House Democrats were resolute — and loquacious — but were unable to derail the latest Republican move to significantly weaken federal labor unions.

After seemingly endless discussion Wednesday, the House Oversight and Government Reform Committee was poised to advance legislation designed to undermine “official time.” It permits union representatives to engage in certain actions while on the government’s payroll. Those actions, by the way, benefit not just union members, but all agency workers, agencies generally and ultimately taxpayers.

The committee meeting began at 10 a.m. and recessed just before 8 p.m., with time out for an afternoon subcommittee hearing on the Internal Revenue Service. Committee members, tired from a long day, planned to vote on Thursday.

Much of the day centered on Rep. Jody Hice’s (R-Ga.) bill that would prohibit labor leaders who spend at least 80 percent of their time on union-related activities from counting that time toward retirement. This backdoor approach would not directly kill official time, but the cut in compensation would strongly deter participation by union leaders, leaving official time seriously wounded.

Republicans have long targeted official time and their chances for success are better now than ever with President Trump in office. The Senate, however, would still have to pass the bill, where a Democratic filibuster could stop it.

Much of the protracted, albeit polite, committee debate focused on what is allowed under official time, with Democrats proposing several amendments designed to blunt the bill’s impact. They pushed the importance of official time to issues Republicans and Democrats hold dear, such as the protection of whistleblowers and service to veterans.
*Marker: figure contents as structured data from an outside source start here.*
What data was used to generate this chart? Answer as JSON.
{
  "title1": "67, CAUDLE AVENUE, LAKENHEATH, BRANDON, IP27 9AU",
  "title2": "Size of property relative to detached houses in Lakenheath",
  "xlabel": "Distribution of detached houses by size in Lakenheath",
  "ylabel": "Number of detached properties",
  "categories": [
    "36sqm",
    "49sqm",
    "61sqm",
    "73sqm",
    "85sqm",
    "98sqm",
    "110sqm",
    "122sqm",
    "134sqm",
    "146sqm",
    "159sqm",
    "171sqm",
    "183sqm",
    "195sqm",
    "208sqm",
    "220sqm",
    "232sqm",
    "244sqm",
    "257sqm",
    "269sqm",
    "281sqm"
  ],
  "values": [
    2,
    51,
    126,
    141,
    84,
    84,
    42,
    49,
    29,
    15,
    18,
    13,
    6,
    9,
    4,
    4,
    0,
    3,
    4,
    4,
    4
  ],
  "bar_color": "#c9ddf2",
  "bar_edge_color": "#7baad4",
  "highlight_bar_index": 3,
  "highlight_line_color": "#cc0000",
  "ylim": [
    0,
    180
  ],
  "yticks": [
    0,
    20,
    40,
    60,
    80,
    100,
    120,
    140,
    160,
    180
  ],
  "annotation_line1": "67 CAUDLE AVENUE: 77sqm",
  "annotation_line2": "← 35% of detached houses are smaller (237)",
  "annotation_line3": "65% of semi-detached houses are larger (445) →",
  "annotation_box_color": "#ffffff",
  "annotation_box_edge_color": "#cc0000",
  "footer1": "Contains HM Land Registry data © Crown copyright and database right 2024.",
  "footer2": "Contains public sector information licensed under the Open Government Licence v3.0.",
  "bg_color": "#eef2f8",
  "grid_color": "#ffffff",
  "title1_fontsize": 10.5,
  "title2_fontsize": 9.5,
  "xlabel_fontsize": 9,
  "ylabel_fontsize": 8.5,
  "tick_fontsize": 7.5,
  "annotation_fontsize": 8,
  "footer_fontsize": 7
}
Hice, however, framed official time as “the American taxpayer is forced to subsidize federal employee unions.” He talked about feds picketing while on official time, though neither he nor his office provided any examples. Hice spoke about some Department of Veterans Affairs health care employees spending “all their time engaged in union business…they should not earn federal retirement benefits as though they had been executing the business of the agency.”

This argument ignores how official time advances agency business. For example, union representatives use official time to participate in the labor-management forums created by President Barack Obama’s 2009 executive order. The forums are designed to foster labor/management collaboration “to deliver the highest quality services to the American people.”

There was confusion among members over how the 80 percent would be calculated. One interpretation of the bill’s language indicates that labor leaders spending that portion of a workday discussing ways to deliver high quality service with management would not get any credit for that time toward retirement. Another section indicates this would not take effect until after 365 days of service, but then remain in effect indefinitely.

Talks about agency service levels go well beyond a narrow definition of “union business.” It’s also worth noting, as Democrats did repeatedly, that internal union business, like soliciting members or holding union meetings, is already excluded from official time.

But official time does cover working with whistleblowers and enhancing working conditions for veterans, two issues members of Congress like to promote. Democrats offered a long series of amendments that would exclude official time for those and other activities from the 80 percent rule in an attempt to defeat the impact of the legislation.

“I am certain that my colleagues do not intend to disadvantage whistleblowers,” Rep. Gerald E. Connolly (D-Va.) said in defense of his whistleblower amendment. “Unfortunately, the effect of their concerted attacks on unions and civil service protections would be to strip whistleblowers of their advocates in the workplace — their union.”

Outside allies rallied in support of the Democrats’ arguments. Union leaders have been in the forefront.

“Some Republicans in Congress are perpetuating lies about official time,” said Randy Erwin, president of the National Federation of Federal Employees. “They are purposely misleading people about what official time is. In particular, they are trying to convince folks that official time is used for internal union business and political activity, when it simply is not used for those purposes. Now they are trying to take away workers’ retirement security because they served as a Union representative. This legislation is vindictive and wrong.”

The Government Accountability Project, a whistleblower advocacy organization, voiced “concern over the threat to whistleblower rights” presented by Hice’s legislation in a letter to committee leaders. “Union stewards are essential foot soldiers on the front lines to act whistleblowing members’ anti-retaliation rights.”

The Leadership Conference on Civil and Human Rights also wrote in opposition. “The use of official time by union representatives continues to play a significant role in advancing the rights and interests of all workers in the workplace and making the federal government more efficient, effective, and responsive to the needs of its employees,” the Leadership Conference said. “But this legislation would ruthlessly strip away this critical tool, to the detriment of all workers, particularly women and people of color.”

There were plenty of good-sense arguments like these against the legislation, but they did not sway the majority Republicans.